Les scènes de sexe Ikea, vous connaissez ?

C’est quand unx auteurice décrit l’action sans descriptions de l’environnement et sans ressentis.

Exemple :

Iel embrassa son vis-à-vis avec la langue et défit la fermeture de son pantalon. Iel commença les caresses et entraîna l’autre avec lui vers le lit. Iels se chevauchèrent avec frénésie… blablabla.

Vous voyez le genre ? On dirait un mode d’emploi. Ou c’est comme si on matait un porno. Alors, si en plus le consentement n’est pas explicite…

J’ai déjà retrouvé dans des histoires un homme cisgenre hétérosexuel qui force la femme, mais après finalement, « elle a bien aimé ».

Alors, ça passe ou ça ne passe pas ?

C’est le modèle qu’on nous a inculqué depuis des décennies en réalité. Prenez Han Solo et la princesse Leïa dans Star Wars. Au début, elle n’est pas trop OK hein. Mais après, ce n’était pas si mal.

Mais quand elle dit « Je vous aime. » et qu’il répond « Je sais. », ça va, mec ?

Eh bien, moi, je ne voyais pas le problème à l’époque. Encore que, du coup, c’est gentillet. Mais j’ai lu de ces trucs… La femme, un réel objet.

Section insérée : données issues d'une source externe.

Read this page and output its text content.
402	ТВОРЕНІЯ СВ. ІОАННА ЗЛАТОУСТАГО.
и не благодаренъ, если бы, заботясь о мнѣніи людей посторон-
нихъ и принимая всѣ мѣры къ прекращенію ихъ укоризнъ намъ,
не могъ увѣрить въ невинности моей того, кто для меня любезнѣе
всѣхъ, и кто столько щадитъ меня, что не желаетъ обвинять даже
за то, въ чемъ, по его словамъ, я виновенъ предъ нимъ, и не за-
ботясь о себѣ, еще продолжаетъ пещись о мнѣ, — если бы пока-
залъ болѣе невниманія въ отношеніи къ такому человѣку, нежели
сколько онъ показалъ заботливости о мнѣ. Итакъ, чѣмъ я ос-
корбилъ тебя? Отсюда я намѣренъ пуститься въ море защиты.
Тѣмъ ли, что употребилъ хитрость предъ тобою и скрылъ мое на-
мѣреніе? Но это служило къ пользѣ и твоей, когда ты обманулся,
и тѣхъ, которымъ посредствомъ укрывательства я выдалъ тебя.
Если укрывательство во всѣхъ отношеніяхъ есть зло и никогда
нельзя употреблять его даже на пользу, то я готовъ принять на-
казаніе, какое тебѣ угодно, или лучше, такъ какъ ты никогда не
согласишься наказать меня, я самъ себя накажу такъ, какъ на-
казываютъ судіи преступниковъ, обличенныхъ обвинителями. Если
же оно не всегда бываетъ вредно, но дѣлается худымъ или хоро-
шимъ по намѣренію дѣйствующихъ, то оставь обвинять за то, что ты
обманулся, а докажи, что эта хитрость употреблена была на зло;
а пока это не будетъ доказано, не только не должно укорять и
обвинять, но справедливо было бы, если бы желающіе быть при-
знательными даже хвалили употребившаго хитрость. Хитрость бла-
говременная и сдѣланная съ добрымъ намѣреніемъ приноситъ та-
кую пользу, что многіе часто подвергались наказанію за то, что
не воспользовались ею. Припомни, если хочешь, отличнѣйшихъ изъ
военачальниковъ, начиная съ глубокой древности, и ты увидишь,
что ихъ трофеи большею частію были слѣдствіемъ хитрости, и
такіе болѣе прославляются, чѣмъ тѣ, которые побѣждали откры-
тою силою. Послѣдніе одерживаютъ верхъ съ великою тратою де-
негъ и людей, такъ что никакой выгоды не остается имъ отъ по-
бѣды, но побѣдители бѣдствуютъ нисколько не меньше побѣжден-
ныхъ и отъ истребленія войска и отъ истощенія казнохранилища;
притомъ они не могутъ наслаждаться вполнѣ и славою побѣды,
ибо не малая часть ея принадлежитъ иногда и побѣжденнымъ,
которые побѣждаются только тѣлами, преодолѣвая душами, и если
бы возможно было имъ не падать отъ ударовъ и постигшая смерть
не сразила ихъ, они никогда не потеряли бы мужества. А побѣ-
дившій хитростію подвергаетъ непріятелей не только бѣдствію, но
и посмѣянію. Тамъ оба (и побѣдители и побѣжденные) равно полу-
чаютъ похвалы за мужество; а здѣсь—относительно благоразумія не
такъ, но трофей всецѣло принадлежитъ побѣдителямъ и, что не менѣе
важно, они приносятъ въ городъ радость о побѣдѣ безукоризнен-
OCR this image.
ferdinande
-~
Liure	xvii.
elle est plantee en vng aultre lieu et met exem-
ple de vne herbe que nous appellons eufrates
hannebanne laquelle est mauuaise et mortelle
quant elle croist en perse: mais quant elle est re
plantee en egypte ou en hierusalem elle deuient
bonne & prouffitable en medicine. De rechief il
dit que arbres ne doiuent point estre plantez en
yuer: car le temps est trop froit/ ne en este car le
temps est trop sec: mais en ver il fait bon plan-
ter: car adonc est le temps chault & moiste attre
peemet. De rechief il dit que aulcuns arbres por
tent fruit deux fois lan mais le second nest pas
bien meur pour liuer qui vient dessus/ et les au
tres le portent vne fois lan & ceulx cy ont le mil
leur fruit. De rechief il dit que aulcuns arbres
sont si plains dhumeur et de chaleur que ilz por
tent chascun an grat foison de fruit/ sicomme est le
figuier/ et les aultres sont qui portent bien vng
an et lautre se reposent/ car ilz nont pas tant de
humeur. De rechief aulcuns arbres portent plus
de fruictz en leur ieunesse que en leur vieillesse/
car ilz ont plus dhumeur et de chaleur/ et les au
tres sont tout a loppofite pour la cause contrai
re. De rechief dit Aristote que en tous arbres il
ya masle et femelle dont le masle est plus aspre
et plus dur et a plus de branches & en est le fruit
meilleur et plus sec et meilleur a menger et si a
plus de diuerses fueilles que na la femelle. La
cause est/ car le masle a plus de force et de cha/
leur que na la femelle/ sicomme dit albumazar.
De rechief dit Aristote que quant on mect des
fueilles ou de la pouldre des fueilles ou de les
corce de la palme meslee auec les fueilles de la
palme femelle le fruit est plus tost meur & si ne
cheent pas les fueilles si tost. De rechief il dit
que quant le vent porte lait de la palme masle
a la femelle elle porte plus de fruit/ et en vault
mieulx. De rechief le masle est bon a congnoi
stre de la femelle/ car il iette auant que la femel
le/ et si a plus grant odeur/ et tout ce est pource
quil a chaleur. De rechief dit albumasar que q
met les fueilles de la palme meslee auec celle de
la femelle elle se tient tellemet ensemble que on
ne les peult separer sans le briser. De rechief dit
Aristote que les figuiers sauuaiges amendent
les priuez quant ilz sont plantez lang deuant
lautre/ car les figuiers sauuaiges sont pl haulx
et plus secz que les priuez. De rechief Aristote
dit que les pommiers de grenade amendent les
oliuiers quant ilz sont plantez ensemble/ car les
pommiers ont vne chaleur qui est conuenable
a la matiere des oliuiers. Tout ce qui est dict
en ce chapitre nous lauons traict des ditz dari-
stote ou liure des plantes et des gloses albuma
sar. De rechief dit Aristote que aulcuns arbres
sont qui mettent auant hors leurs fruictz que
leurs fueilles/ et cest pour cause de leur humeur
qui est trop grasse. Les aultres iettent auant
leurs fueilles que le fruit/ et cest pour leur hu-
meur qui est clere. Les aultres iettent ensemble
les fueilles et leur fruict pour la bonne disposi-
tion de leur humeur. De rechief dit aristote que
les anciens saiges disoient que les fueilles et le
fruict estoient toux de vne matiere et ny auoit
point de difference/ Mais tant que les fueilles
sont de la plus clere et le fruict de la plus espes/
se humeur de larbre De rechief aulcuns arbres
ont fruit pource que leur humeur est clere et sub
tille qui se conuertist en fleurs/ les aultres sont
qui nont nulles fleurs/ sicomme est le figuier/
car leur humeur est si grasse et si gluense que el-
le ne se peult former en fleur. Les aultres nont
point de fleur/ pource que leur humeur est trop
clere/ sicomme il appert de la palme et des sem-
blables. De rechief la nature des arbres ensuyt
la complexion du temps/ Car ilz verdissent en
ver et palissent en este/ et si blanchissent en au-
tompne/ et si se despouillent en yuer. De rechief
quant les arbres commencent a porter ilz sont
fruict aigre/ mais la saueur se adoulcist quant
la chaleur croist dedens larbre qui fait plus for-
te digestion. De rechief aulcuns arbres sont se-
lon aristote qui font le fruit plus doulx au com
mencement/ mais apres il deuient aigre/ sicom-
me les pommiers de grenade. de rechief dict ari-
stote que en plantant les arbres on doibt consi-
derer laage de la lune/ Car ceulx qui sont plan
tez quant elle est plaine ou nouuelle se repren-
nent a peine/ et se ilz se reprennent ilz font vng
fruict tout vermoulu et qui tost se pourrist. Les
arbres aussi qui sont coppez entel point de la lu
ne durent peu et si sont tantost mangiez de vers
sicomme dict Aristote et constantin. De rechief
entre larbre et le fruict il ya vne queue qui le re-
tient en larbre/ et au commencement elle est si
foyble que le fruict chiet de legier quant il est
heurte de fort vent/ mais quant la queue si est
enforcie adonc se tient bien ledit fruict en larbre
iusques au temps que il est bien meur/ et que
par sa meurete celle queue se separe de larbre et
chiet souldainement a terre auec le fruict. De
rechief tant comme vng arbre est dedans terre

Quand je lis un enchaînement de phrases qui décrivent ce que font les personnages pendant qu’iels baisent (le sexe Ikea), j’appelle ça du porno.

La frontière entre érotisme et pornographie peut parfois être très mince. Et cela dépend aussi du ressenti de chacun. Érotisme ne signifie pas forcément excitation chez les lecteurices. Certain.es y seront sensibles, d’autres non. Mais la principale différence réside tout de même dans la présence ou non de récit. Si, en enlevant les scènes de sexe, l’histoire devient inintéressante, car sans fond, alors on touche à la pornographie, le texte ayant pour objectif d’exciter, comme le porno.

Dans l’érotisme, il y a une histoire, une montée de tension, on ressent le désir au fur et à mesure entre les deux personnages durant la lecture, c’est esthétique. La pornographie en est dépourvue. Droit au but !

Mais tout est toujours question de subjectivité, car un récit avec une histoire de fond peut employer des mots crus et parfois obscènes (ou juste les « vrais » mots) que certainx lecteurices qualifieront de porno.

Crédit : La moustache de la dame

Pourquoi j’ai dû arrêter de lire un roman d’amour érotique libertin

TW : mention de v*ol et de non-consentement

Tout un programme. Enfin, sur le papier.

Parce que, clairement, la frontière entre l’érotisme et la pornographie est parfois mince. Et j’ai presque malheureusement envie de dire, encore plus quand la personne qui écrit est… un homme. De la génération male gaze. Parce que j’ai lu des histoires avec de l’érotisme écrites par des hommes, et il y avait beaucoup de bienveillance.

Mais là… le choc a été brutal. L’impression d’être dans un fantasme d’homme en manque. Ou dans le visionnage d’un porno.

Je lis de tout, et oui, je lis de l’érotisme. J’aime ça. D’ailleurs, j’aime aussi en écrire, avec des scènes détaillées et les vrais mots.

J’aime lire des histoires avec des scènes plus ou moins épicées. Ça ne me dérange pas qu’il n’y ait qu’une suggestion de l’acte, ou juste la mention que les deux personnages vont faire des choses intimes, comme ça ne me dérange pas que l’acte soit très détaillé, tant que c’est bien fait, avec des ressentis, et pas juste de l’empilage. Non aux « iel met sa main ici, iel touche cela, iel fait ceci, iel fait cela ». On n’est pas dans un mode d’emploi Ikea.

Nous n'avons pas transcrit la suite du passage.